Today’s responsorial psalm, Psalm 139, acknowledges that God
has searched me and knows me and that there is nowhere or way, in the long run, that I can actually flee from God’s presence. However, I can spend a lifetime closing my
mind to God’s messages and refusing to look for God in my experiences. Yes, I can spend my life’s energy avoiding
the “empty tombs” of my life, avoiding the darkness to find the Light, climbing
“Mount Tabors” and refusing to come off the mount (of pride,
self-righteousness, erecting tents for myself and like-minded individuals. I can
also spend all my energy making excuses when confronted by the Lord. For example, like Jeremiah, I can try to shut
out God’s call to be a prophet by saying: “I am too young, Lord.” Like Isaiah I can object to God’s will by
saying: I can’t do what you are asking; I come from a people of unclean lips.”
With Peter I can
say: “Depart from me, O Lord, I am a sinful [person].” Like the apostles on the road to Emmaus, I
can leave places with which I do not
want to deal, places that rattle my comfort zone. Like Paul, who persecutes others different
from Himself and following other beliefs, I can mount thrones of passionate pursuits
that leave me blind, as I resist interventions.
Yes, we can run from our experiences in whatever ways we choose to run from them
even to the point of death. How sad if we turn to Truth only on our death beds!
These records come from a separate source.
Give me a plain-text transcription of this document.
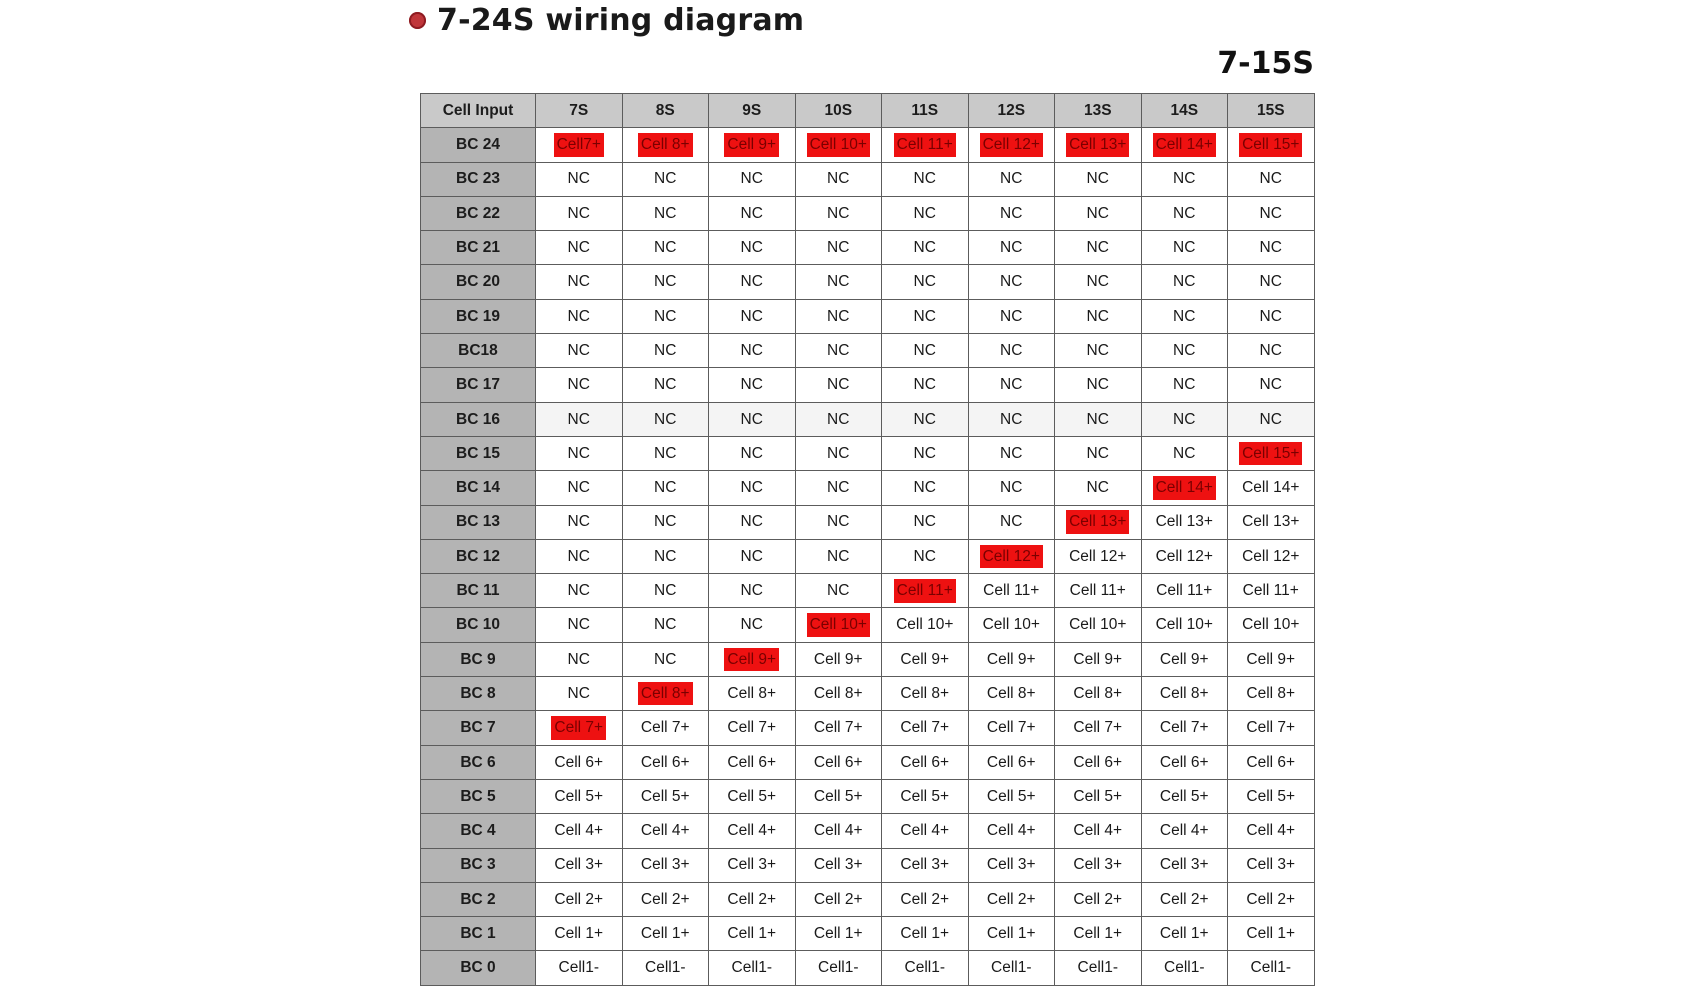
7-24S wiring diagram
7-15S
Cell Input	7S	8S	9S	10S	11S	12S	13S	14S	15S
BC 24	Cell7+	Cell 8+	Cell 9+	Cell 10+	Cell 11+	Cell 12+	Cell 13+	Cell 14+	Cell 15+
BC 23	NC	NC	NC	NC	NC	NC	NC	NC	NC
BC 22	NC	NC	NC	NC	NC	NC	NC	NC	NC
BC 21	NC	NC	NC	NC	NC	NC	NC	NC	NC
BC 20	NC	NC	NC	NC	NC	NC	NC	NC	NC
BC 19	NC	NC	NC	NC	NC	NC	NC	NC	NC
BC18	NC	NC	NC	NC	NC	NC	NC	NC	NC
BC 17	NC	NC	NC	NC	NC	NC	NC	NC	NC
BC 16	NC	NC	NC	NC	NC	NC	NC	NC	NC
BC 15	NC	NC	NC	NC	NC	NC	NC	NC	Cell 15+
BC 14	NC	NC	NC	NC	NC	NC	NC	Cell 14+	Cell 14+
BC 13	NC	NC	NC	NC	NC	NC	Cell 13+	Cell 13+	Cell 13+
BC 12	NC	NC	NC	NC	NC	Cell 12+	Cell 12+	Cell 12+	Cell 12+
BC 11	NC	NC	NC	NC	Cell 11+	Cell 11+	Cell 11+	Cell 11+	Cell 11+
BC 10	NC	NC	NC	Cell 10+	Cell 10+	Cell 10+	Cell 10+	Cell 10+	Cell 10+
BC 9	NC	NC	Cell 9+	Cell 9+	Cell 9+	Cell 9+	Cell 9+	Cell 9+	Cell 9+
BC 8	NC	Cell 8+	Cell 8+	Cell 8+	Cell 8+	Cell 8+	Cell 8+	Cell 8+	Cell 8+
BC 7	Cell 7+	Cell 7+	Cell 7+	Cell 7+	Cell 7+	Cell 7+	Cell 7+	Cell 7+	Cell 7+
BC 6	Cell 6+	Cell 6+	Cell 6+	Cell 6+	Cell 6+	Cell 6+	Cell 6+	Cell 6+	Cell 6+
BC 5	Cell 5+	Cell 5+	Cell 5+	Cell 5+	Cell 5+	Cell 5+	Cell 5+	Cell 5+	Cell 5+
BC 4	Cell 4+	Cell 4+	Cell 4+	Cell 4+	Cell 4+	Cell 4+	Cell 4+	Cell 4+	Cell 4+
BC 3	Cell 3+	Cell 3+	Cell 3+	Cell 3+	Cell 3+	Cell 3+	Cell 3+	Cell 3+	Cell 3+
BC 2	Cell 2+	Cell 2+	Cell 2+	Cell 2+	Cell 2+	Cell 2+	Cell 2+	Cell 2+	Cell 2+
BC 1	Cell 1+	Cell 1+	Cell 1+	Cell 1+	Cell 1+	Cell 1+	Cell 1+	Cell 1+	Cell 1+
BC 0	Cell1-	Cell1-	Cell1-	Cell1-	Cell1-	Cell1-	Cell1-	Cell1-	Cell1-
In today’s first reading, 1 Thes 2: 9-13, Paul confronts the
Thessalonians, “insisting that [we] walk in a manner worthy of the God who
calls [us] into his Kingdom and glory”—so, too, are we invited to “walk in a
manner worthy of the God who calls [us] into his Kingdom and glory.” That means
facing our truth, a truth that comes to us in being open to others, especially to
those persons, perhaps, whom we avoid in
our personal lives. In order to walk in
a manner worthy of God, we need to bare our souls to the Lord Himself, facing
our “demons,” going into the darkness of
our lives to find the Light, coming down from our “Mount Tabors” and walking
with Christ to that place where we die to our sinful ways (our pride, our lusts for power and control, our
selfish ways, our self-righteousness, etc.) and resurrect to new life in Christ
Jesus. And, finally, as did Mary
Magdalen, we need to enter our “empty tombs” to encounter the Risen
Christ and risk being fully transformed by Him, no longer afraid to take the
message of the Risen Christ to whomever we are sent.